# Sleeping accommodations for family of 6?



## Jimmy (Jan 13, 2016)

I was wondering if there is a way to travel on the train with a family of 6. We would love to all be in the same room. Does anyone have any experiences in doing this? Thank you!


----------



## TinCan782 (Jan 13, 2016)

Your best bet would be a family bedroom and one or two adjacent roomettes. The family bedroom is designed for two adults and two kids. Roomettes for two.

Another possibility would be two bedrooms next to each other (E/D, C/B). The wall between these pairs can be opened by the sleeping car attendant. The bedroom is best for two people but, two could share the lower berth to get three in each room.


----------



## the_traveler (Jan 13, 2016)

FP's advise is on Superliners (2 level trains only), there are no family rooms on Viewliners (single level trains).
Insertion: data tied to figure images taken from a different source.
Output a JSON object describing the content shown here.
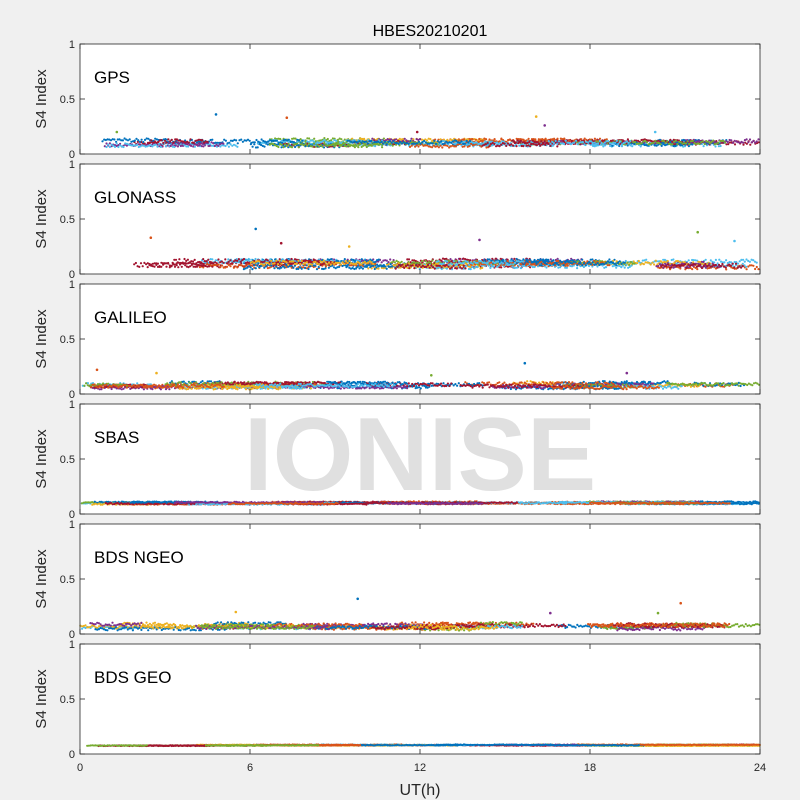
{
  "watermark": "IONISE",
  "chart_data": {
    "type": "scatter",
    "title": "HBES20210201",
    "xlabel": "UT(h)",
    "xlim": [
      0,
      24
    ],
    "xticks": [
      0,
      6,
      12,
      18,
      24
    ],
    "grid": false,
    "colors": [
      "#0072BD",
      "#D95319",
      "#EDB120",
      "#7E2F8E",
      "#77AC30",
      "#4DBEEE",
      "#A2142F"
    ],
    "panels": [
      {
        "label": "GPS",
        "ylabel": "S4 Index",
        "ylim": [
          0,
          1
        ],
        "yticks": [
          0,
          0.5,
          1
        ],
        "baseline": 0.1,
        "spread": 0.035,
        "outliers": [
          [
            4.8,
            0.36
          ],
          [
            7.3,
            0.33
          ],
          [
            16.1,
            0.34
          ],
          [
            16.4,
            0.26
          ],
          [
            1.3,
            0.2
          ],
          [
            20.3,
            0.2
          ],
          [
            11.9,
            0.2
          ]
        ]
      },
      {
        "label": "GLONASS",
        "ylabel": "S4 Index",
        "ylim": [
          0,
          1
        ],
        "yticks": [
          0,
          0.5,
          1
        ],
        "baseline": 0.09,
        "spread": 0.04,
        "outliers": [
          [
            6.2,
            0.41
          ],
          [
            2.5,
            0.33
          ],
          [
            9.5,
            0.25
          ],
          [
            14.1,
            0.31
          ],
          [
            21.8,
            0.38
          ],
          [
            23.1,
            0.3
          ],
          [
            7.1,
            0.28
          ]
        ]
      },
      {
        "label": "GALILEO",
        "ylabel": "S4 Index",
        "ylim": [
          0,
          1
        ],
        "yticks": [
          0,
          0.5,
          1
        ],
        "baseline": 0.08,
        "spread": 0.03,
        "outliers": [
          [
            15.7,
            0.28
          ],
          [
            0.6,
            0.22
          ],
          [
            2.7,
            0.19
          ],
          [
            19.3,
            0.19
          ],
          [
            12.4,
            0.17
          ]
        ]
      },
      {
        "label": "SBAS",
        "ylabel": "S4 Index",
        "ylim": [
          0,
          1
        ],
        "yticks": [
          0,
          0.5,
          1
        ],
        "baseline": 0.1,
        "spread": 0.012,
        "outliers": []
      },
      {
        "label": "BDS NGEO",
        "ylabel": "S4 Index",
        "ylim": [
          0,
          1
        ],
        "yticks": [
          0,
          0.5,
          1
        ],
        "baseline": 0.07,
        "spread": 0.03,
        "outliers": [
          [
            9.8,
            0.32
          ],
          [
            21.2,
            0.28
          ],
          [
            5.5,
            0.2
          ],
          [
            16.6,
            0.19
          ],
          [
            20.4,
            0.19
          ]
        ]
      },
      {
        "label": "BDS GEO",
        "ylabel": "S4 Index",
        "ylim": [
          0,
          1
        ],
        "yticks": [
          0,
          0.5,
          1
        ],
        "baseline": 0.08,
        "spread": 0.006,
        "outliers": []
      }
    ]
  }
}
Also, the only bedrooms on Viewliners are A/B, which also can be combined.


----------



## Lonestar648 (Jan 13, 2016)

First is everyone Adults/? (Teens included) If so, For cost, you may want to use three roomettes. We found traveling with three adults and two teens, three roomettes was the best deal. The family room child's beds are too short for teens. We got our rooms across and next to each other. We made the two teens take the upper bunks at night which they were thrilled to do.


----------